Sukses

YLKI Sebut Diskon Listrik Salah Sasaran

Liputan6.com, Jakarta - Yayasan Lembaga Konsumen Indonesia (YLKI) mengapresiasi langkah pemerintah menggratiskan listrik 450 VA dan memberikan diskon listrik sebesar 50 persen pada pelanggan 900 VA.

Namun, ketua Pengurus Harian YLKI Tulus Abadi menyatakan kebijakan itu salah sasaran. Jika pertimbangan kebijakan ini untuk meminimalisir dampak Corona terhadap ekonomi, maka masyarakat perkotaan yang dinilai lebih layak mendapat penggratisan listrik.

"Faktanya merekalah yang terdampak langsung karena tidak bisa bekerja atau aktivitas ekonominya berhenti (misalnya UMKM), karena mayoritas bekerja dari rumah," ujar Tulus dalam pernyataannya, sebagaimana ditulis Liputan6.com, Kamis (2/4/2020).

Tulus melanjutkan, sejatinya yang sangat membutuhkan kompensasi dan dispensasi adalah kelompok konsumen listrik yang ada perkotaan dan tidak hanya kelompok 900 VA saja, tapi juga 1300 VA.

"Apalagi banyak masyarakat perkotaan yang kena PHK, potong gaji, karena perusahaannya bangkrut. Dan faktanya, masyarakat pedesaan masih bisa bekerja seperti biasa karena tidak terdampak Corona secara langsung, apalagi jika tidak masuk zona merah," tuturnya.

Oleh karena itu, YLKI meminta agar pemerintah merevisi kebijakan tersebut, dengan tidak menggratiskan pelanggan 450 VA, tapi cukup memberi diskon saja sebesar 50 persen. Sisanya, 50 persen lagi dapat diberikan pada golongan 1300 VA yang khususnya tinggal di perkotaan.

"YLKI meminta pemerintah merevisi kebijakan tersebut, dengan memberi kompensasi pengguna listrik 1300 VA yang tinggal di perkotaan yang terdampak langsung Covid-19," tutupnya.

**Ayo berdonasi untuk perlengkapan medis tenaga kesehatan melawan Virus Corona COVID-19 dengan klik tautan ini.

2 dari 2 halaman

Simak, Skema Pemberlakuan Diskon Tarif Listrik

Sebelumnya, pemerintah sisihkan Rp 3,5 triliun untuk pemberian keringanan tarif tenaga listrik rumah tangga untuk golongan daya 450 VA dan 900 VA.

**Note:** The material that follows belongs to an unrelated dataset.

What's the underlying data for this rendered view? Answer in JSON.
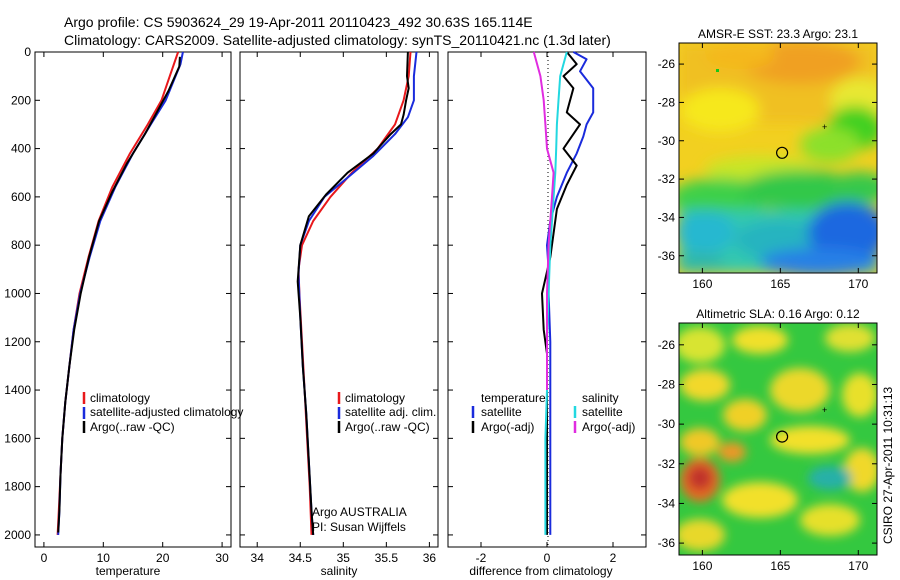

Hal tersebut tertuang dalam Perppu No. 1/2020, yang diteken oleh Presiden Joko Widodo, Selasa (31/3/2020) kemarin, tentang Kebijakan Keuangan Negara dan Stabilitas Sistem Keuangan.

Dalam Perppu tersebut, sebesar Rp 110 triliun untuk jaring pengaman sosial (Social Safety Net) yang mencakup penambahan anggaran kartu sembako, Kartu Prakerja, dan subsidi listrik untuk 450 VA yang akan digratiskan selama 3 bulan dan untuk pelanggan 900 VA akan dikenakan diskon sebesar 50 persen.

Dirjen Ketenagalistrikan Kementerian ESDM, Rida Mulyana membeberkan skenario subsidi tersebut dalam video konverensi, Rabu (1/4/2020).

Dalam paparannya, Rida menjelaskan bahwa maksimum subsidi untuk daua 900 VA disesuaikan dari konsumsi listrik selama 3 bulan terkahir.

"Untuk pelanggan rumah tangga dengan daya 450 VA, rekening listrik gratis (biaya pemakaian dan biaya beban) untuk yang reguler. Kemudian untuk prabayar, setiap bulannya diberikan token gratis sebesar pemakaian bulanan," paparnya.

Selanjutnya untuk pelanggan rumah tangga dengan daya 900 VA, lanjut Rida, rekening listrik dibayar 50 persen ( biaya pemakaian dan biaya beban) untuk reguler.